Le roman est écrit au présent, ce qui s’accorde bien avec le souci de l’auteur de susciter un sentiment d’urgence, une sensation de danger permanent qui tient le lecteur en haleine. L’histoire est vue à travers les yeux de trois personnages : Camille, Anne et l’énigmatique tueur qui est le seul à s’exprimer à la première personne, ce qui nous permet de comprendre qu’il s’agit d’un homme intelligent et déterminé, mais ne lui enlève rien de son mystère… bien au contraire.
Pierre Lemaitre a une écriture coup de poing, il utilise des phrases sans fioritures, évite les adverbes et les adjectifs inutiles, ses descriptions de personnages ou de lieux sont aussi corrosives qu’efficaces, souvent non dénuées d’humour :
« Sur ce, voici le juge Pereira. Des yeux bleus, un nez trop long et des oreilles de chien. Soucieux, affairé, il serre la main de Camille tout en marchant, bonjour commandant, et derrière lui, sa greffière, une bombe de trente ans avec des seins partout, ses talons vertigineux résonnent sur les carreaux de ciment, quelqu’un devrait lui dire que c’est trop. Le juge sait qu’elle fait un tintamarre pas possible, mais bien qu’elle marche trois pas derrière, pas de doute, c’est elle qui mène la danse. Si elle voulait, elle pourrait même déambuler dans la galerie en faisant des bulles avec son chewing-gum. Camille trouve que Lolita, à trente ans, a viré franchement pute. »

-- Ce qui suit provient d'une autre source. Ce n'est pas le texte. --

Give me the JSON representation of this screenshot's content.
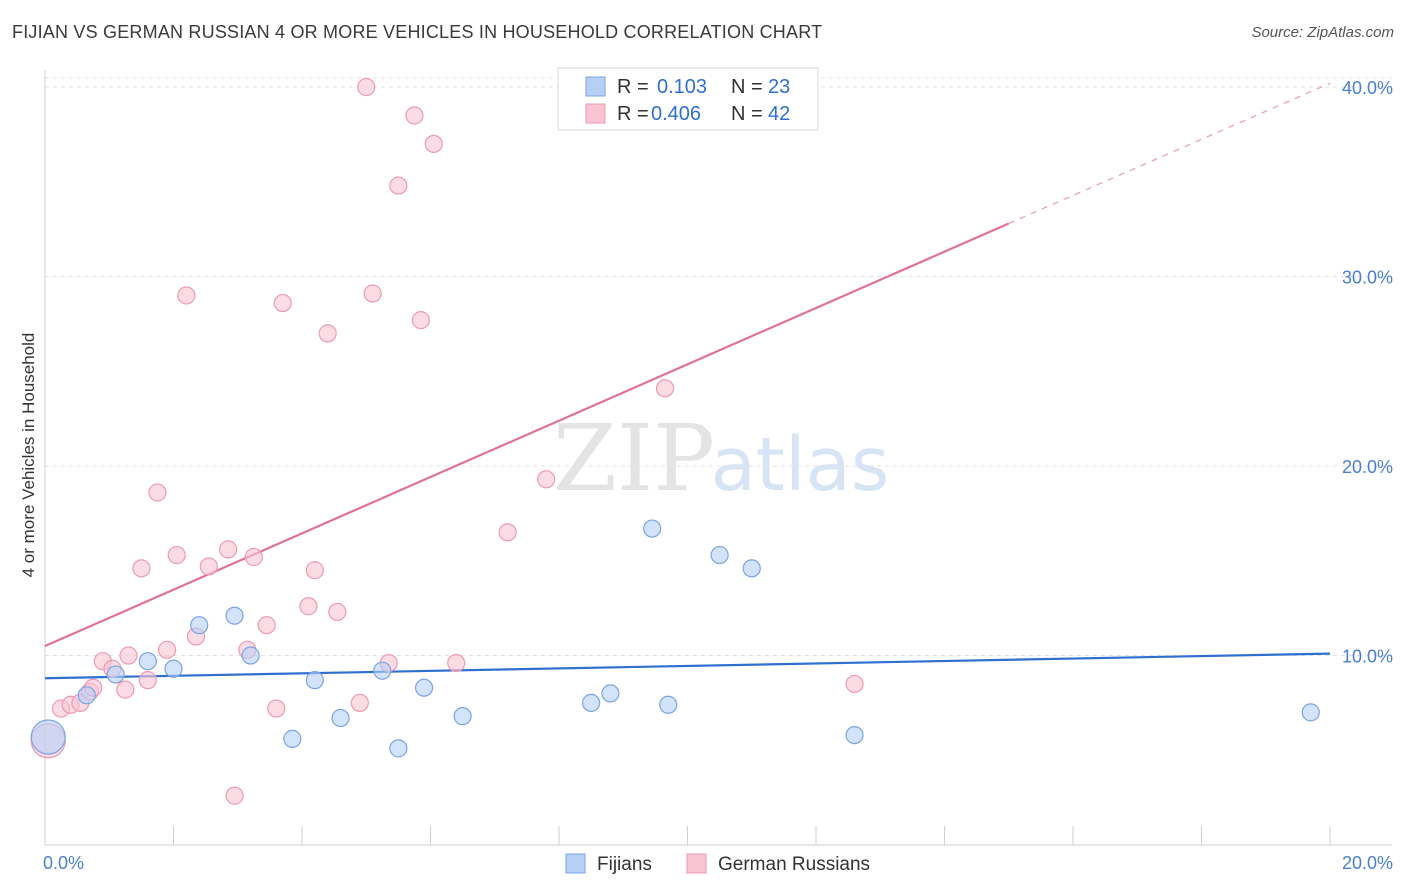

Nous retrouvons certains des collègues de Camille que nous avions croisés dans les deux premiers romans de la série, mis à part Armand qui vient de mourir quand le roman commence, Armand dont l’avarice était légendaire mais qui avait malgré tout des qualités de cœur et que Camille aimait bien. Louis, l’ami fidèle, le dandy discret, presque timide, à la culture encyclopédique et à la richesse flamboyante est là lui aussi, prêt à aider Camille sans poser de questions, malgré les dérives de procédure que celui-ci va commettre dans son désir de sauver Anne.
Avec Sacrifices, Pierre Lemaitre s’est définitivement imposé comme un des grands du thriller et du polar français. Une intrigue tirée au cordeau qui parvient à surprendre les lecteurs les plus avertis, une écriture efficace, plaisante, sans graisse inutile, un personnage principal surprenant dont nous découvrons peu à peu le passé, les failles, les faiblesses et qui est suffisamment original et fort pour qu’on ne l’oublie pas… l’histoire est conçue comme une machinerie bien huilée qui happe le lecteur dans ses rouages : tout fonctionne parfaitement !
Jacques, (lectures et chroniques)
Une autre chronique sur ce roman, celle de Paul.
Sacrifices
Pierre Lemaitre
Editions Albin-Michel (3 octobre 2012)
362 pages, 20 €
Présentation de l'éditeur
La troisième enquête du commissaire Verhoeven touche au plus secret de sa vie privée : témoin du hold-up d'une joaillerie des Champs Élysées, Anne Forestier, sa maîtresse, échappe par miracle à la fureur meurtrière du braqueur. De ce truand virtuose, assez rapidement identifié, Verhoeven connaît les habitudes et le mode opératoire. De la victime à demi morte, il ignore beaucoup de choses… Le flic se lance à l'aveugle dans une traque acharnée qui va devenir une bouleversante affaire personnelle.
16:12 Publié dans 01. polars francophones | Lien permanent | Commentaires (1) | Facebook | |
Commentaires
Je suis tout à fait d'accord avec votre Chronique. Sacrifices confirme que Pierre Lemaitre est particulièrement habile pour embarquer le lecteur sur des faux-semblants avant que la véritable histoire n'apparaisse sous un angle bien différent. Une intrigue parfaitement construite.